The first Panhellenic Association New Member Emerging Leaders Retreat attracted around 60 women, all of whom joined greek life this spring, from 18 of the 22 chapters. The leadership retreat was primarily organized by junior Jordan Morgan, IU PHA vice president of leadership development in collaboration with the Office for Student Life and Learning.
“We are in this to empower each other and become better women,” Morgan said.
Attendants gathered in groups to focus on special themes for the workshop and would return to the larger group to share their ideas in Cedar Hall auditorium from 10 a.m. to 4 p.m. Sunday.
As vice president of leadership development, it was Morgan’s job to organize the retreat, and she said it took her two months of collaboration with members of student life and learning to find a program specifically designed for greek women.
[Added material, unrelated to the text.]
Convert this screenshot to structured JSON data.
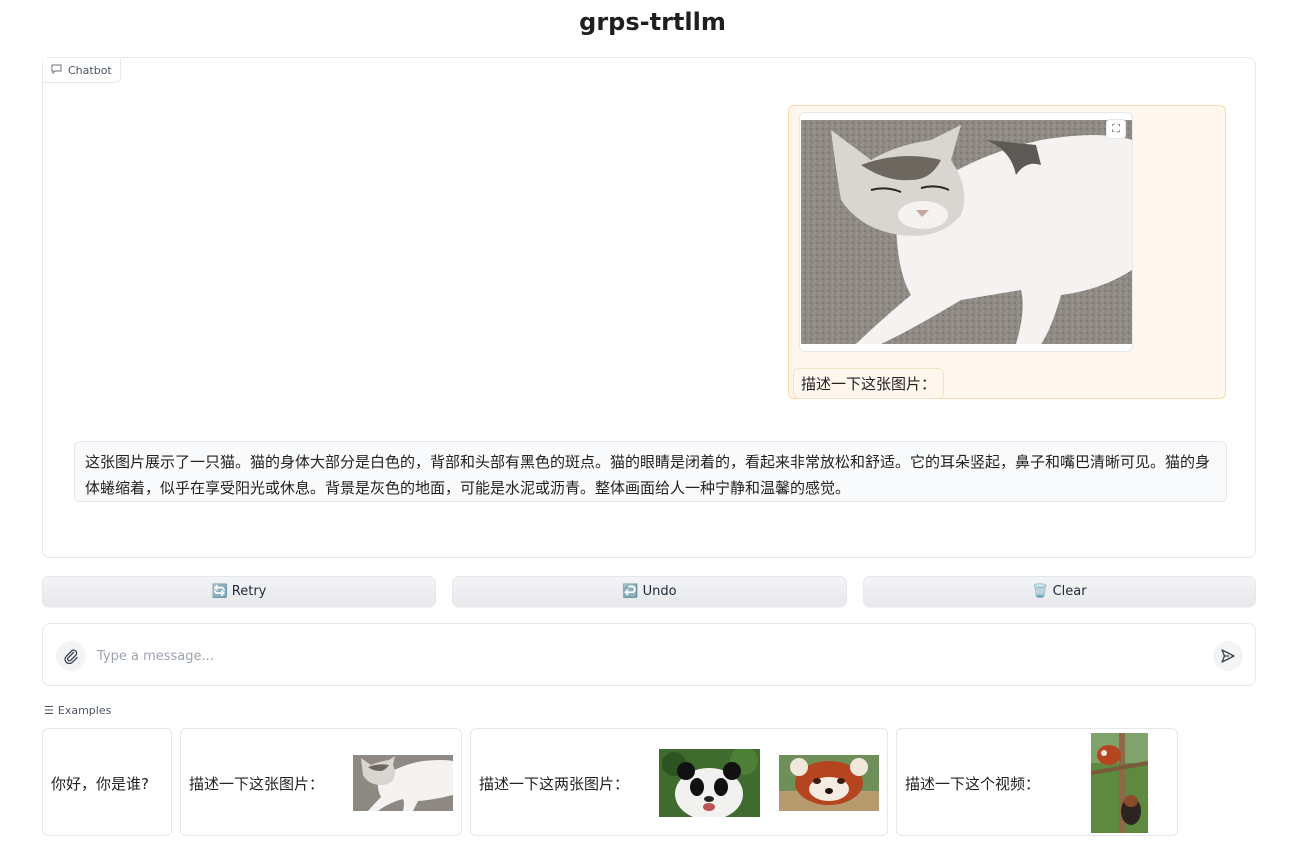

Morgan said it was through this collaboration that PHA managed to organize a peer-facilitated retreat that balanced the presence of greeks and non-greeks. She said Student Life and Learning staff members led large group discussions.
The retreat was not mandatory because Morgan said it was targeted specifically toward new members with strong leadership desires.
“We wanted women who had a desire to run for a leadership position in the fall,” Morgan said. “But we still opened it up to all new members in the community.”
Freshman Mckinizie Smith is a member of Zeta Tau Alpha and joined the greek community this spring, but like many she was not present at Sunday’s retreat. Smith said she did not receive an email let alone know anyone who had attended or heard about the retreat.
“It should be advertised because more people would have been involved with it,” Smith said. “It shouldn’t be exclusive.”
Smith said she felt disappointed because she had ideas and suggestions about the recruitment and new member induction processes at IU. She said she felt it was an insensitive and illogical solution not to invite all new recruits. She said all recruits deserved a chance to receive leadership training and equal access to leadership opportunities. However, Smith said she was weary of larger retreats involving the entire community because too many people gathered in one place can be more of a controversy.
IU’s Panhellenic Association president, Alyssa Kirshenbaum, said her organization had begun to consider ideas for bettering the retreat and expanding it to make it more conducive to the leadership development process. Kirshenbaum said she thought the retreat was a success because it gave women a chance to step out of their chapters and recognize the greater community of shared values.
Morgan said she was working to build on this idea of a leadership retreat by creating a new program in the fall that would invite the women from this spring’s retreat to discuss what they have experienced between retreats in the spring and fall, she said.
“They’ll have a little better grasp on things come the fall,” Morgan said. “We can see how they put the skills they learned into their lives, to see if they have taken or trying to take leadership positions.”